Nicht besser als Wald
Die Forscher sind zum Schluss gekommen, dass die Kaffeesträucher im Untergeschoss von Wäldern einen wichtigen Beitrag für die Vogelwelt liefern – genauer gesagt: für die Zugvögel, die aus Europa und Asien stammen und den Winter in Afrika verbringen. Acht von neun dieser Zugvogelarten wurden ausschliesslich in den Schatten-Kaffeeplantagen entdeckt. Die Ornithologen geben den Schattenplantagen also grösstenteils grünes Licht, ja unterstützen sie sogar.

Auch die Vögel, die eigentlich auf naturbelassene Wälder spezialisiert sind, konnten von den Forschern in den Schattenplantagen angetroffen werden.
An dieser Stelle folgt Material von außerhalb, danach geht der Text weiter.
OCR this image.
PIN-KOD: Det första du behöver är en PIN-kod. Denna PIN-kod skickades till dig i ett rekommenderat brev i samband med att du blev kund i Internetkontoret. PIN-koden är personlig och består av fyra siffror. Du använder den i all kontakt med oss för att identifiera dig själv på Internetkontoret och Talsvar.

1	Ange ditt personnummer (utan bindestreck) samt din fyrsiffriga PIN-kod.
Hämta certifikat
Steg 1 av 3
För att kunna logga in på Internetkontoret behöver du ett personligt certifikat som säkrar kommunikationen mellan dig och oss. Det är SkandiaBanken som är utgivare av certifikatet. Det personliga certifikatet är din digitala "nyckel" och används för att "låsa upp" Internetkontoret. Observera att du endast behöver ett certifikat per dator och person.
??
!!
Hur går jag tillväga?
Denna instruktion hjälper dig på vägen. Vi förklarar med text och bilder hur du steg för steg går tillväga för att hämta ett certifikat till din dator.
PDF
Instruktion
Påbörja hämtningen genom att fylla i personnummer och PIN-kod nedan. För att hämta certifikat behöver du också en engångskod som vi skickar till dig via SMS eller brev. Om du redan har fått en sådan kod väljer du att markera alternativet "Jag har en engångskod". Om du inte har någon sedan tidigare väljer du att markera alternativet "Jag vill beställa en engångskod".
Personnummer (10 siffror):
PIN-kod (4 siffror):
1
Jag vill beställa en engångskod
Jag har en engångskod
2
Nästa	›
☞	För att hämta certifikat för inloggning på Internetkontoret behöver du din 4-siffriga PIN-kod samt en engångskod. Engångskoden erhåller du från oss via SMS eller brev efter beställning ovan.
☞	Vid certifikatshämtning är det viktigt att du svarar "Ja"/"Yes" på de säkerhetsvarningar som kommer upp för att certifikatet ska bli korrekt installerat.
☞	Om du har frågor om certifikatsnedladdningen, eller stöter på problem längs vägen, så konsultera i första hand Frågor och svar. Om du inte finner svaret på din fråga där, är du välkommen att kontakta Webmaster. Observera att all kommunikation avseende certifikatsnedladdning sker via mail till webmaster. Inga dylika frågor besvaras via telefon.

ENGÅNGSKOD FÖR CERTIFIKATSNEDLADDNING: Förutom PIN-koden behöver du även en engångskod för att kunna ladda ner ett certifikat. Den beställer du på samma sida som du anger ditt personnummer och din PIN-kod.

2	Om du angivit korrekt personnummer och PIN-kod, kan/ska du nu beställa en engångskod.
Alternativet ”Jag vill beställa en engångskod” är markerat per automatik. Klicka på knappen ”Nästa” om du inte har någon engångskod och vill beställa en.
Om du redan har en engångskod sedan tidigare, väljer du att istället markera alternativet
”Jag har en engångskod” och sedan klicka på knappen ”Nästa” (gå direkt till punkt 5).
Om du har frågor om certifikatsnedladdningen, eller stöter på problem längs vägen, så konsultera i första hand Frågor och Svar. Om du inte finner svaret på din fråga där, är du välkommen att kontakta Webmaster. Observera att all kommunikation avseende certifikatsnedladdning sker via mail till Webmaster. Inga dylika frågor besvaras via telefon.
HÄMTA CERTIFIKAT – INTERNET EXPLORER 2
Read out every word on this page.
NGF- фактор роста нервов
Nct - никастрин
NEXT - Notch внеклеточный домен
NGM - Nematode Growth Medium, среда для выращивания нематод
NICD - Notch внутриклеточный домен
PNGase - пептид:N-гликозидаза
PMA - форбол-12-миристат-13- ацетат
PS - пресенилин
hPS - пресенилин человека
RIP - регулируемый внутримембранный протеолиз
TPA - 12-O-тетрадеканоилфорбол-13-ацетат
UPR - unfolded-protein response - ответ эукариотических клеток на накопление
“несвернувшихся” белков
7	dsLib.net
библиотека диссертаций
Doch Buechley relativiert: «Kaffeeplantagen sind nicht besser als Wald, denn im Wald gibt es eine deutlich grössere Menge an Vögeln.» 

Generalisten, also Vögel, die sich an eine Vielfalt von Lebensräumen anpassen können, leiden nicht unter den Kaffeeplantagen. Im Gegenteil; sie kommen dort häufiger vor als in unberührtem Wald. Aber Untergehölz-Spezialisten, hauptsächlich Insektenfresser wie der Zwergkönigsfischer (Bild ganz oben), kommen in deutlich geringerer Anzahl in Schattenplantagen vor. «Wenn wir diese Arten schützen wollen, müssen wir auch die Wälder schützen», sagt Buechley. Und er sieht noch einen Vorteil in diesen Vögeln: «Sie könnten auch den Bauern nützlich sein, weil sie ihnen die Insekten wegfressen.» Damit können die Bauern einerseits die Kosten für Pestizide sparen und müssten andererseits die Umwelt nicht damit belasten.